Die Prompt-Optimierung erfüllt eine ähnliche Funktion wie die Feinabstimmung, indem ein Modell trainiert wird, eine bestimmte Aufgabe durch Eingabeaufforderungen mit wenigen oder gar keinen Versuchen auszuführen. Nachfolgend sehen Sie ein Beispiel für eine Übung zur „Stimmungsanalyse“ mit einer Eingabeaufforderung mit wenigen Beispielen:
Texto de entrada: Essa casa é linda!
Sentimento da frase: Positivo
Texto de entrada: Essa casa é horrível!
Sentimento da frase: Negativo
Basierend auf den in diesem Beispiel erzielten Ergebnissen würde LLM aufgrund der semantischen Bedeutung von „schrecklich“ und weil ein gegenteiliges Beispiel bereitgestellt wurde, verstehen, dass die Stimmung des Benutzers im zweiten Beispiel „negativ“ ist.
Anwendungsszenarien
Wie bereits erwähnt, können LLMs für verschiedene Zwecke verwendet werden:
- Informationsabruf: In diesem Fall können wir uns den Einsatz in Websuchmaschinen wie Google oder Bing vorstellen. Wenn ein Benutzer die Suchfunktion dieser Dienste verwendet, verwendet er LLMs, um Informationen in Form einer Antwort auf seine Anfrage zu erzeugen. LLMs sind in der Lage, Informationen abzurufen, zusammenzufassen und die Antwort in Form einer Konversation mit dem Benutzer zu kommunizieren.
- Text- und Programmcodegenerierung: LLMs sind der Hauptmotor hinter generativer KI wie ChatGPT und können basierend auf Eingaben und Aufforderungen Text und Programmcode generieren. Beispielsweise ist chatGPT in der Lage, Muster zu erkennen und effizient auf Benutzeranfragen wie „Schreiben Sie ein Gedicht über Blumen im Stil von Manuel Bandeira“ oder „Schreiben Sie einen Python-Code, der eine Liste von Filmen alphabetisch sortieren kann“ zu reagieren.

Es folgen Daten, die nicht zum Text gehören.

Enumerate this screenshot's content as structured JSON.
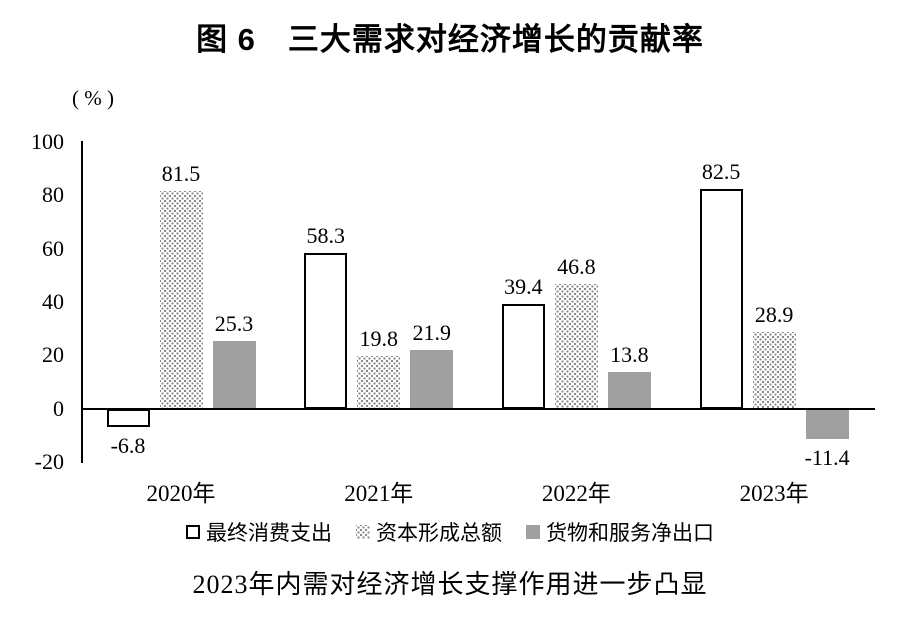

- Chatbots und Konversations-KIs: LLMs können bereits Kundenservice durch Chatbot-Agenten anbieten, die mit Verbrauchern kommunizieren, die Bedeutung ihrer Fragen und Anliegen interpretieren und entsprechende Antworten oder Anleitungen bieten.

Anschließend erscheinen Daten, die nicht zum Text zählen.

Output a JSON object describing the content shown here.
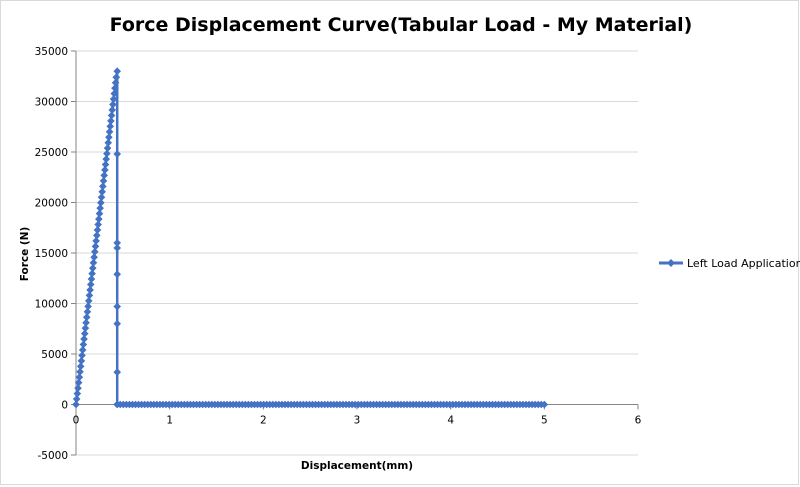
{
  "chart_data": {
    "type": "scatter",
    "title": "Force Displacement Curve(Tabular Load - My Material)",
    "xlabel": "Displacement(mm)",
    "ylabel": "Force (N)",
    "xlim": [
      0,
      6
    ],
    "ylim": [
      -5000,
      35000
    ],
    "x_ticks": [
      "0",
      "1",
      "2",
      "3",
      "4",
      "5",
      "6"
    ],
    "y_ticks": [
      "-5000",
      "0",
      "5000",
      "10000",
      "15000",
      "20000",
      "25000",
      "30000",
      "35000"
    ],
    "grid": "horizontal",
    "legend_position": "right",
    "series_color": "#4472C4",
    "series": [
      {
        "name": "Left Load Application",
        "marker": "diamond",
        "ramp_samples": 60,
        "plateau_samples": 140,
        "points": [
          [
            0,
            0
          ],
          [
            0.43,
            32400
          ],
          [
            0.44,
            33000
          ],
          [
            0.44,
            24800
          ],
          [
            0.44,
            16000
          ],
          [
            0.44,
            15500
          ],
          [
            0.44,
            12900
          ],
          [
            0.44,
            9700
          ],
          [
            0.44,
            8000
          ],
          [
            0.44,
            3200
          ],
          [
            0.44,
            0
          ],
          [
            5,
            0
          ]
        ]
      }
    ]
  }
}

Neben diesen Einsatzszenarien erweisen sich LLMs als vielversprechendes KI-Tool in den Bereichen Technologie, Gesundheit und Wissenschaft, Marketing, Recht sowie für den Einsatz in Banksystemen. Um Ihnen eine Vorstellung zu geben: LLMs sind derzeit in der Lage, mit einem hohen Grad an Genauigkeit vorherzusagen, Auftreten von Brustkrebs Sie analysieren einfach Sätze von Zellproben mit einer höheren Genauigkeit als viele erfahrene Kliniker.
LLMs und Generative Pre-Trained Transformer (GPT)
O Generativer vortrainierter Transformator (GPT) ist ein spezieller LLM-Typ, der eine Transformer-Architektur verwendet und von der Firma OpenAI entwickelt wurde. Es ist darauf ausgelegt, natürliche Sprache (wie Portugiesisch oder Englisch) auf äußerst effiziente und realistische Weise zu verstehen, zu generieren und zu bearbeiten.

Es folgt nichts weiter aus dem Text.